The study, published in the journal Animal behavior, have observed monkeys in the wild to understand the role that genetics, food, social groupings and distance in a social network play in relation to microbes found inside an animal’s intestines.

“Social microbial transmission in monkeys can help us learn about the spread of disease,” said Eva Wikberg, assistant professor at the University of Texas at San Antonio (UTSA) in the United States.

    Animals know the importance of social isolation to stop the spread of germs, study finds

Studying groups of monkeys can help us understand the importance of maintaining social distance during COVID-19.

“This parallels our current situation in which we are trying to understand how social distancing during the COVID 19 pandemic and future epidemics can influence the transmission of the disease,” said Wikberg.

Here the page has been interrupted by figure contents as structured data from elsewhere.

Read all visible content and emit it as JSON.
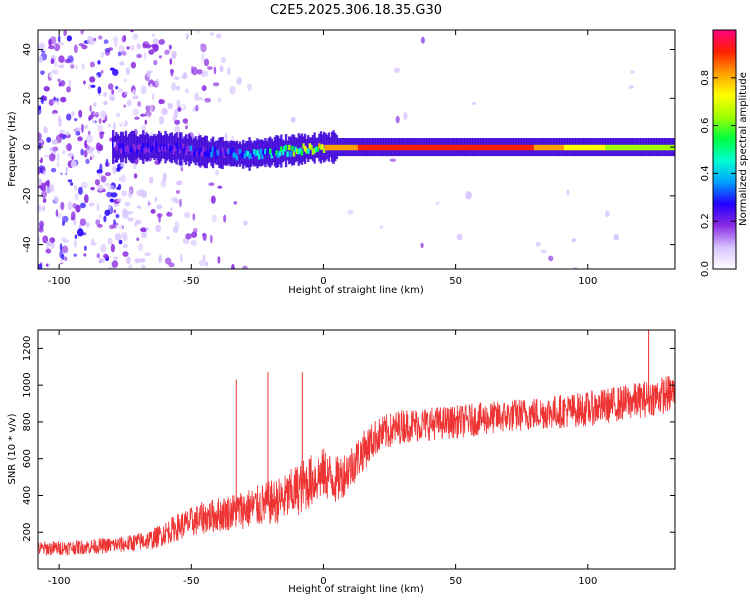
{
  "title": "C2E5.2025.306.18.35.G30",
  "chart_data": [
    {
      "type": "heatmap",
      "title": "C2E5.2025.306.18.35.G30",
      "xlabel": "Height of straight line (km)",
      "ylabel": "Frequency (Hz)",
      "xlim": [
        -108,
        133
      ],
      "ylim": [
        -50,
        48
      ],
      "xticks": [
        -100,
        -50,
        0,
        50,
        100
      ],
      "xtick_labels": [
        "-100",
        "-50",
        "0",
        "50",
        "100"
      ],
      "yticks": [
        -40,
        -20,
        0,
        20,
        40
      ],
      "ytick_labels": [
        "-40",
        "-20",
        "0",
        "20",
        "40"
      ],
      "grid": false,
      "colorbar": {
        "label": "Normalized spectral amplitude",
        "range": [
          0.0,
          1.0
        ],
        "ticks": [
          0.0,
          0.2,
          0.4,
          0.6,
          0.8
        ],
        "tick_labels": [
          "0.0",
          "0.2",
          "0.4",
          "0.6",
          "0.8"
        ],
        "colors": [
          "#ffffff",
          "#d8c4ff",
          "#8a2be2",
          "#2200ff",
          "#00a0ff",
          "#00ffd0",
          "#00ff40",
          "#a0ff00",
          "#ffff00",
          "#ffa000",
          "#ff2000",
          "#ff0080"
        ]
      },
      "ridge": {
        "description": "Narrow high-amplitude band near 0 Hz",
        "x": [
          -75,
          -60,
          -45,
          -30,
          -20,
          -10,
          0,
          10,
          20,
          30,
          50,
          75,
          100,
          133
        ],
        "center_hz": [
          0,
          0,
          -2,
          -3,
          -2,
          -1,
          0,
          0,
          0,
          0,
          0,
          0,
          0,
          0
        ],
        "amplitude": [
          0.2,
          0.25,
          0.3,
          0.35,
          0.45,
          0.6,
          0.85,
          0.85,
          0.9,
          0.9,
          0.9,
          0.9,
          0.7,
          0.6
        ]
      }
    },
    {
      "type": "line",
      "xlabel": "Height of straight line (km)",
      "ylabel": "SNR (10 * v/v)",
      "xlim": [
        -108,
        133
      ],
      "ylim": [
        0,
        1300
      ],
      "xticks": [
        -100,
        -50,
        0,
        50,
        100
      ],
      "xtick_labels": [
        "-100",
        "-50",
        "0",
        "50",
        "100"
      ],
      "yticks": [
        200,
        400,
        600,
        800,
        1000,
        1200
      ],
      "ytick_labels": [
        "200",
        "400",
        "600",
        "800",
        "1000",
        "1200"
      ],
      "grid": false,
      "series": [
        {
          "name": "SNR",
          "color": "#ee3333",
          "x": [
            -108,
            -90,
            -75,
            -65,
            -55,
            -45,
            -35,
            -25,
            -15,
            -8,
            0,
            5,
            10,
            15,
            20,
            30,
            50,
            75,
            100,
            120,
            133
          ],
          "values": [
            110,
            120,
            135,
            160,
            230,
            280,
            310,
            340,
            380,
            450,
            520,
            480,
            550,
            640,
            720,
            780,
            800,
            840,
            870,
            920,
            960
          ],
          "spread": [
            80,
            80,
            90,
            110,
            150,
            180,
            200,
            230,
            260,
            300,
            280,
            260,
            240,
            220,
            200,
            190,
            180,
            180,
            190,
            200,
            210
          ],
          "spikes": [
            {
              "x": -33,
              "value": 1030
            },
            {
              "x": -21,
              "value": 1070
            },
            {
              "x": -8,
              "value": 1070
            },
            {
              "x": 123,
              "value": 1300
            }
          ]
        }
      ]
    }
  ]
}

The gut microbiome refers to all of the microorganisms in the digestive tract, starting with the stomach and ending with the colon.

Researchers have noted that over the past decade, the microbiome has received more scientific attention because it is believed that an unhealthy gut microbiome can lead to obesity, impaired immune function, weakened parasite resistance and even behavioral changes.

They studied the feces of 45 female colobus monkeys who gathered in eight different social groups in a small forest in the villages of Boabeng and Fiema in Ghana.

Scientists have found major differences between gut microbiomes from social groups.

However, individuals from different groups who were more closely related in the social network of the population had more similar gut microbiomes, according to the researchers.

This finding indicates that germs can be transmitted through casual encounters with members of other social groups. A similar setting may be when people get a yard closer to each other in a store, they said.

Being close to or accidentally rubbing against someone else may be all it takes to transmit certain microbes, the researchers said.

They suggest that microbes are transmitted this way to help colobus monkeys digest the leaves of their food.

However, the team said more research is needed to determine if this type of transmission has health benefits, which may explain why different social groups sometimes have friendly meetings between groups.

“Wildlife studies can teach us a lot about the importance of using interventions, such as social isolation, to ensure a safer community during this pandemic,” said Wikberg.